Yüzyılın başlarında İskoç papaz ve ilahiyatçı John Knox, risalesinde kadın monarşisine şiddetle karşı çıkmıştır, Canavar Kadınlar Alayına Karşı Borazanın İlk Patlaması . İlan edildi:
"Bir Kadını herhangi bir diyarın, ulusun veya şehrin üzerinde egemenlik, üstünlük, hakimiyet veya imparatorluk kurmaya teşvik etmek:
A. Doğaya aykırı
B. Tanrı'ya karşı saygısızlık
Ayrıca bakınız: Thermopylae Savaşı 2.500 Yıl Sonra Neden Önemli?C. İyi düzenin, tüm hakkaniyet ve adaletin yıkılması"

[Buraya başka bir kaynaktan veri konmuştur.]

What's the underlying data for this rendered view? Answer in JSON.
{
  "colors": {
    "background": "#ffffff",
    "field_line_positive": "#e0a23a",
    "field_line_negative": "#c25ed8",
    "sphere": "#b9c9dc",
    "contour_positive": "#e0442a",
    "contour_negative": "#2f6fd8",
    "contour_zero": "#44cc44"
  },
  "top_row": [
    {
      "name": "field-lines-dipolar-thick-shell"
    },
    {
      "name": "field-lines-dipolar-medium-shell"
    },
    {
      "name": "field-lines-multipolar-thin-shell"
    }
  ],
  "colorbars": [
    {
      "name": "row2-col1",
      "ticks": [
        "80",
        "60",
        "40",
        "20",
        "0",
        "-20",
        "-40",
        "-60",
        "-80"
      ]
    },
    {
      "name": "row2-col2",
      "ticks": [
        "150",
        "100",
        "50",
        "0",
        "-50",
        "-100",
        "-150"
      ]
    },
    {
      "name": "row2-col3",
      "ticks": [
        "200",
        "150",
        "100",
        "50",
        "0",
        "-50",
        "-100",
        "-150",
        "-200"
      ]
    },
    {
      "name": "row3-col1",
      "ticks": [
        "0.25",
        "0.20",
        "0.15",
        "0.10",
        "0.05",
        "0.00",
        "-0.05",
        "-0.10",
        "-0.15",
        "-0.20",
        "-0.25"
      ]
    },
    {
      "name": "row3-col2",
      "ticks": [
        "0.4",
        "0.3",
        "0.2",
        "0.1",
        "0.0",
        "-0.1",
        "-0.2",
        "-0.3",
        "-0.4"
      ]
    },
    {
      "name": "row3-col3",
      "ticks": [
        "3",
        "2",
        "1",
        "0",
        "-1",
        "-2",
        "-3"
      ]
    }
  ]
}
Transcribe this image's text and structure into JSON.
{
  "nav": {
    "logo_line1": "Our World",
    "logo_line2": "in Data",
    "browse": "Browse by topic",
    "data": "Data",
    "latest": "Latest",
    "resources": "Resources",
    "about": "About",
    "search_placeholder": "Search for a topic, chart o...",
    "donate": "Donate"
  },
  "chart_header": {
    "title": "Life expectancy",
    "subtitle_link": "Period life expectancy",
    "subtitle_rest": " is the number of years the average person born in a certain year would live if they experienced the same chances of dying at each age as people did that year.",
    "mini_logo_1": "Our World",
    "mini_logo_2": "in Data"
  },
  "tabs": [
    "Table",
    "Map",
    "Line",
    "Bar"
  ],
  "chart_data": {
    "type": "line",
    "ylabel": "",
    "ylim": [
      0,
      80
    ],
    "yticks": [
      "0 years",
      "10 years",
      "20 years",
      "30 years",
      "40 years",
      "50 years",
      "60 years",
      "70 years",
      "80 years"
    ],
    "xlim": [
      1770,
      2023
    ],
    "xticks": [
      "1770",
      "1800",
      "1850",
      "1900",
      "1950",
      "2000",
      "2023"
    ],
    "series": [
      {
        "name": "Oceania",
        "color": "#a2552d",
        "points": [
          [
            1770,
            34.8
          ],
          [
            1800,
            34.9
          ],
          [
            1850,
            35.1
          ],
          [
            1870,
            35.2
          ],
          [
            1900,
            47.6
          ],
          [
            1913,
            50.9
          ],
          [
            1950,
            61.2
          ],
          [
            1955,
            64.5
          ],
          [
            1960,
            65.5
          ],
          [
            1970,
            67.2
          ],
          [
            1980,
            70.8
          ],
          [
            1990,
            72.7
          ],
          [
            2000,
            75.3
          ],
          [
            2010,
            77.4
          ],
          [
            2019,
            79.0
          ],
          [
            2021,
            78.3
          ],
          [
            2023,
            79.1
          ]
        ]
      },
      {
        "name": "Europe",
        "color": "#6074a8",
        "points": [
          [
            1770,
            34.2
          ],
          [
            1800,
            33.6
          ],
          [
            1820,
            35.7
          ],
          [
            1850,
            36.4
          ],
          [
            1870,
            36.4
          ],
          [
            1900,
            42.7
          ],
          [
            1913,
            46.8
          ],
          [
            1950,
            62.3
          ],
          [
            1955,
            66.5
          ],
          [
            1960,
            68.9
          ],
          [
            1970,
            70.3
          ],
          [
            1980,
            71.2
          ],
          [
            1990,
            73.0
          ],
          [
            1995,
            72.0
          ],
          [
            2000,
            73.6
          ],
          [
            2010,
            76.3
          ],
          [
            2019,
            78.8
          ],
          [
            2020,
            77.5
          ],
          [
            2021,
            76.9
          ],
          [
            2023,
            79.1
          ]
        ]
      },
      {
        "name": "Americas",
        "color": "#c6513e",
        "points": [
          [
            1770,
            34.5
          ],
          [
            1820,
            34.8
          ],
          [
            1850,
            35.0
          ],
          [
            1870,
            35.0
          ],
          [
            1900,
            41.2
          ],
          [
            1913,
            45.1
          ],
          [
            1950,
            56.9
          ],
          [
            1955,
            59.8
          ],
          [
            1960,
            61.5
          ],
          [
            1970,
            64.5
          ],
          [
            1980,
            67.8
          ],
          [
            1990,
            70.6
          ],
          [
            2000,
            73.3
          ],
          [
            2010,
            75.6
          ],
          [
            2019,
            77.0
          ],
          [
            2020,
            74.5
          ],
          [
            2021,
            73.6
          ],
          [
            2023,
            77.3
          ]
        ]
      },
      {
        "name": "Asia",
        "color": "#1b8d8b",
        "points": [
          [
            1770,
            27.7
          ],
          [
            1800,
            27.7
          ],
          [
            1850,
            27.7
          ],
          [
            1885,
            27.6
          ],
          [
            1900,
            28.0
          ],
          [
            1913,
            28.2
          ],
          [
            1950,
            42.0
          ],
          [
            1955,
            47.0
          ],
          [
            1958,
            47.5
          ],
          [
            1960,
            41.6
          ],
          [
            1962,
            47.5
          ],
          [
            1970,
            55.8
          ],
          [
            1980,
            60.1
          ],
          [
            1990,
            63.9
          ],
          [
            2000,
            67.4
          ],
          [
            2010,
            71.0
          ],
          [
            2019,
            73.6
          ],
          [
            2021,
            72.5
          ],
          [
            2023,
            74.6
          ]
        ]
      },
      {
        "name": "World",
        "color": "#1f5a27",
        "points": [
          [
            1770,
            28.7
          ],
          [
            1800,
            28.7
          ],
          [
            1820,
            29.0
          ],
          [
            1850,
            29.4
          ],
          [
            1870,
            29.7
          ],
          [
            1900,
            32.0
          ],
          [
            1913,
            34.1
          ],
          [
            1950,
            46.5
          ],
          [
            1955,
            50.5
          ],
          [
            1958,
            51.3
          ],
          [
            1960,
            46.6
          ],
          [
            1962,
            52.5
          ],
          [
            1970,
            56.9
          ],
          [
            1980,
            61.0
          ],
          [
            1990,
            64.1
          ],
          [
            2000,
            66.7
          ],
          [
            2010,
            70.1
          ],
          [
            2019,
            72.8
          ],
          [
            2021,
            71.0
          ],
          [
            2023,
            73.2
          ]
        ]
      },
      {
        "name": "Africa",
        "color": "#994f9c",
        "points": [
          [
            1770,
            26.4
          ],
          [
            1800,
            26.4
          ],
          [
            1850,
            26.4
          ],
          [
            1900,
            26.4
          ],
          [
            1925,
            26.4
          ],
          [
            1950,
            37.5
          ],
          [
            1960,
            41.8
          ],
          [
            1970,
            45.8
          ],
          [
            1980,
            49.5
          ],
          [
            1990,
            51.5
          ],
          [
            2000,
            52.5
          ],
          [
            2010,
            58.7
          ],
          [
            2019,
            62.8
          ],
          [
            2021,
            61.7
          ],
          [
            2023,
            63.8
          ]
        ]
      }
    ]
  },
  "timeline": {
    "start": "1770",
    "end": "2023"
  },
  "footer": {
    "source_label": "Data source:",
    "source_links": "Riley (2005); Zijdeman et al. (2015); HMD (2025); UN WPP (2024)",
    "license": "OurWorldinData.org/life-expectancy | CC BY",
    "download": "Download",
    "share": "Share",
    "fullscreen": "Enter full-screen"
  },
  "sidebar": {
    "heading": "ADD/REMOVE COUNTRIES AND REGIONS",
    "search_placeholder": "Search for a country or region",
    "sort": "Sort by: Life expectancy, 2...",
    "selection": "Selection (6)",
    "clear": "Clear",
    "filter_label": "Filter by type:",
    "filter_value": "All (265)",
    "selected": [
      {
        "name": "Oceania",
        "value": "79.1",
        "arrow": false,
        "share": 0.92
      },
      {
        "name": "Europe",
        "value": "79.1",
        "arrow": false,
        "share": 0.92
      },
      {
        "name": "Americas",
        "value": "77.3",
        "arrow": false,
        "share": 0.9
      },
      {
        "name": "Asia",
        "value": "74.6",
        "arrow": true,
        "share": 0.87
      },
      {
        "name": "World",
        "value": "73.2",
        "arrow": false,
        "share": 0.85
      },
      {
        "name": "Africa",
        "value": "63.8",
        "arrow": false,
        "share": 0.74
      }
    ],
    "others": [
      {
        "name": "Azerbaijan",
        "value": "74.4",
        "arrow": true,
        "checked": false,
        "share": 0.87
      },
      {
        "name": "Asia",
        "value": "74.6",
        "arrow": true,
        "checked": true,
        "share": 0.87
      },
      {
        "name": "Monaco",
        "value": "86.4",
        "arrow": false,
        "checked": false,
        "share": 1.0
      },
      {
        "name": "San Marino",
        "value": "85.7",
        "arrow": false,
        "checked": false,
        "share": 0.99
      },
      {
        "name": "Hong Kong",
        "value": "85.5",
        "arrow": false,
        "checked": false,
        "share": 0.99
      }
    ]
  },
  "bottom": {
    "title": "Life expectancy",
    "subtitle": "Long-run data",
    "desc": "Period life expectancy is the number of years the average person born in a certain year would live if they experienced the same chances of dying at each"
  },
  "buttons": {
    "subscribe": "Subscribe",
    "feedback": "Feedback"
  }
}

Knox'a göre, "kadın en mükemmel haliyle erkeğe hizmet etmek ve itaat etmek için yaratılmıştır, ona hükmetmek ve emretmek için değil."
John Knox'un William Holl tarafından yapılmış portresi, 1860 civarı.
Resim Kredisi: Wikimedia Commons / Public Domain aracılığıyla Galler Ulusal Kütüphanesi
Bunun ışığında, Elizabeth'in Bakirelik Kültü'nü sahiplenmesi daha da etkileyicidir. Hatta bazı tarihçiler, yüzyıldaki çalkantılı dini değişimlerin bu konumlandırmaya zemin hazırlamış olabileceğini öne sürmüştür. Protestan Reformu, İngiltere'nin Katolik imgelerden ve kültürden uzaklaşmasına tanıklık etmiştir.
Meryem Ana imgesi ulusal bilinçten silinirken, belki de yerini yeni bir Bakire Kültü almıştır: Elizabeth'in kendisi.